O ministro Luís Roberto Barroso, do Supremo Tribunal Federal, deu três dias de prazo para a Câmara dos Deputados se manifestar sobre a ação do deputado afastado e ex-presidente da Casa Eduardo Cunha (PMDB-RJ), proposta na quarta-feira (3) pelo próprio parlamentar, que tenta impedir que o parecer favorável à cassação de seu mandato seja levado ao plenário.

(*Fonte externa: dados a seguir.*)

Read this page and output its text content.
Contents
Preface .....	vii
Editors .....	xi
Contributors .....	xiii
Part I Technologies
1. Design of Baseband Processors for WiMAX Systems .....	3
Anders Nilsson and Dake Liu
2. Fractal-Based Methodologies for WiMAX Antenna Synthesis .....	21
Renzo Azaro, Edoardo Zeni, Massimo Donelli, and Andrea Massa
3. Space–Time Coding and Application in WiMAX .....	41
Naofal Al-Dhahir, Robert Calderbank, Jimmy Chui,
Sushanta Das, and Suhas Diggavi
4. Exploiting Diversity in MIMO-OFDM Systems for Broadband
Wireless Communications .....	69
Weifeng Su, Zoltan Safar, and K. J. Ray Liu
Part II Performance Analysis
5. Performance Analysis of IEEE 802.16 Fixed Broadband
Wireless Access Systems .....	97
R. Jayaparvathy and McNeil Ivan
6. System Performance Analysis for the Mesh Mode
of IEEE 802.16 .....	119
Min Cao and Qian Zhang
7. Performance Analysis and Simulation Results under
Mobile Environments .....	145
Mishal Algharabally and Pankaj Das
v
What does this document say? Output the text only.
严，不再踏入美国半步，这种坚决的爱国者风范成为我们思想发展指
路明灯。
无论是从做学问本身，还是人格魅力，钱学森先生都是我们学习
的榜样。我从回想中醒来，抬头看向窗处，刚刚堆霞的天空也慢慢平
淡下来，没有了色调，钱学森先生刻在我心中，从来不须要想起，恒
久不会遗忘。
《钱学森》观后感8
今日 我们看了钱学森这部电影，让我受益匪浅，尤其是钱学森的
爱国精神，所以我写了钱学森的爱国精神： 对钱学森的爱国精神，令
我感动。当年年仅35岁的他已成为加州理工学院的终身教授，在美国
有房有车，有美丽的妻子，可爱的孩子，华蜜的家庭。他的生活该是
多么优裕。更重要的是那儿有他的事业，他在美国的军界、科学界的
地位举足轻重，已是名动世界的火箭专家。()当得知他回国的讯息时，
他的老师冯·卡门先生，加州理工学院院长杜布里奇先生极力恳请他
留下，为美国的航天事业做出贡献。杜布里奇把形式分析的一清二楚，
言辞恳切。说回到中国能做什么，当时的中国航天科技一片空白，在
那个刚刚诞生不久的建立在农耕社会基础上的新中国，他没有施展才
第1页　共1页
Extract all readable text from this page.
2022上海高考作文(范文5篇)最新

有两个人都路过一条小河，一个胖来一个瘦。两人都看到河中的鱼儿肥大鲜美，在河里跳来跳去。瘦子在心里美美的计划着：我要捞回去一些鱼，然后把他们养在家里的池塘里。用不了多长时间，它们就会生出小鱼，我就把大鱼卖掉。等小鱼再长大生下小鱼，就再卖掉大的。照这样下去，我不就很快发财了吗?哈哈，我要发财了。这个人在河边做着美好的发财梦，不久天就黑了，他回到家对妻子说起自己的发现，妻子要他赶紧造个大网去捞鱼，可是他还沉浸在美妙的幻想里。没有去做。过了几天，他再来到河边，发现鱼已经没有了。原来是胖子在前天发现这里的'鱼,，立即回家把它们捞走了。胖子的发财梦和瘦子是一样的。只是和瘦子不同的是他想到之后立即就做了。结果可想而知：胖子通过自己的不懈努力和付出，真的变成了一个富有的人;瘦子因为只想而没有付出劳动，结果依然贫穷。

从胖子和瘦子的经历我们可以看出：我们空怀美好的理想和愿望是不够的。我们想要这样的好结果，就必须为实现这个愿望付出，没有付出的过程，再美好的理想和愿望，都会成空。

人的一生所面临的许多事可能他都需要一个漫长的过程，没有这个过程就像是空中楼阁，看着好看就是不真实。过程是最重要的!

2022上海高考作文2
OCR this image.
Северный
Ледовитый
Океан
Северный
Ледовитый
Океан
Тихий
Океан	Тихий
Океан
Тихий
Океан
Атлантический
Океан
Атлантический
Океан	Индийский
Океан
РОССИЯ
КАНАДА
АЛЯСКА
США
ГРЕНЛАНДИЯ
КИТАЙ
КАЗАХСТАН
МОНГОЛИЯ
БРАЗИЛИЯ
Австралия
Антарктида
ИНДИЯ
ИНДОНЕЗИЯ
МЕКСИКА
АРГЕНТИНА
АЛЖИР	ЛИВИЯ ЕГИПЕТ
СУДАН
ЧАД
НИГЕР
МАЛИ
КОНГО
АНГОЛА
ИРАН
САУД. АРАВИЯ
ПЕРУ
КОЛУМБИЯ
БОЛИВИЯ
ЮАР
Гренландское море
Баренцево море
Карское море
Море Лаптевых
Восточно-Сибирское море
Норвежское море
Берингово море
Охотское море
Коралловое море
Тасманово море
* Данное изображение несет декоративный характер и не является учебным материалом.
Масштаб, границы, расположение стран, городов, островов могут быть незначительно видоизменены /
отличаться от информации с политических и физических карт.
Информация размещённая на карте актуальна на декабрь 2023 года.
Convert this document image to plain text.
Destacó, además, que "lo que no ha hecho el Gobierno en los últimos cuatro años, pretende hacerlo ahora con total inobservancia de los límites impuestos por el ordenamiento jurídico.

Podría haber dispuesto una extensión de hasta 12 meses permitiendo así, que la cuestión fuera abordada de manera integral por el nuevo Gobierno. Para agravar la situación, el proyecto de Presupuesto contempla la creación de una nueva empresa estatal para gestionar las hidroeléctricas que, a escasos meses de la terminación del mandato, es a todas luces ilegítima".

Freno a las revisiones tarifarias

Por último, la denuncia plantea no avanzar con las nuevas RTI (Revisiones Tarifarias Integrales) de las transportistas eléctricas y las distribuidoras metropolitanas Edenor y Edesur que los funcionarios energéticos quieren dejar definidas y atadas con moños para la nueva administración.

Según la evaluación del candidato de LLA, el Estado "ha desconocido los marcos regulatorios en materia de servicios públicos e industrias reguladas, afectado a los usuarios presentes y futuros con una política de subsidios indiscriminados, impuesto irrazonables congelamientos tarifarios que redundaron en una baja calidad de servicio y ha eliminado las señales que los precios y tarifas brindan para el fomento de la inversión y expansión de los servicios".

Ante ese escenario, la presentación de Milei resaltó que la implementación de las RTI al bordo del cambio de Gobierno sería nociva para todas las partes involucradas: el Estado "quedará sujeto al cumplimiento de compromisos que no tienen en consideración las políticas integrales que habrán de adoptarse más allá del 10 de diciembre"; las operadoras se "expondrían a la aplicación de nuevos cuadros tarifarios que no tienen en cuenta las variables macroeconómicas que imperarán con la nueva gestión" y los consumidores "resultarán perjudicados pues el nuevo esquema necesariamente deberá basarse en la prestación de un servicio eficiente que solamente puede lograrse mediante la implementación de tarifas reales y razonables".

De acordo com os advogados de Eduardo Cunha, um deputado não pode responder a um processo de cassação por quebra de decoro se estiver afastado do mandato. Para endossar a tese, a defesa do peemedebista comparou o caso ao do ex-ministro José Dirceu (PT) na época do mensalão, que foi cassado somente após reassumir o mandato parlamentar.

Em maio deste ano, o Supremo determinou a suspensão do mandato de Cunha e seu afastamento da presidência da Câmara sob acusação de usar o cargo para atrapalhar as investigações da Lava Jato. Para a defesa, ele só poderia ser processado por quebra de decoro caso retornasse à função parlamentar.

Cobrado pelos partidos de oposição para marcar a votação do pedido de cassação de Cunha, o presidente da Câmara, Rodrigo Maia (DEM-RJ), disse que o processo será levado ao plenário na próxima segunda-feira (8). O deputado ressaltou ainda que definirá na próxima semana a data para a votação do processo. Após a leitura, o pedido deverá entrar como prioridade na pauta em até duas sessões.

Questionamentos

A defesa do deputado afastado aponta uma série de irregularidades na tramitação do processo tanto no Conselho de Ética como na Comissão de Constituição e Justiça. Entre os pontos levantados pelo advogado Marcelo Nobre está o quórum da CCJ na sessão que rejeitou todos os pedidos de Cunha contra o andamento do caso.

Os advogados do peemedebista também questionam o fato de o relator do processo no Conselho de Ética, deputado Marcos Rogério (DEM-RO), ter continuado à frente do caso mesmo depois de trocar o PDT pelo DEM, o que seria contra as regras de composição do colegiado.

Outra questão levantada foi o fato de a votação do parecer favorável à cassação no Conselho de Ética ter sido feita por chamada nominal e não por painel eletrônico. Para a defesa, essa modalidade foi usada para “manipular o resultado, por meio de constrangimento ilegal imposto aos votantes”.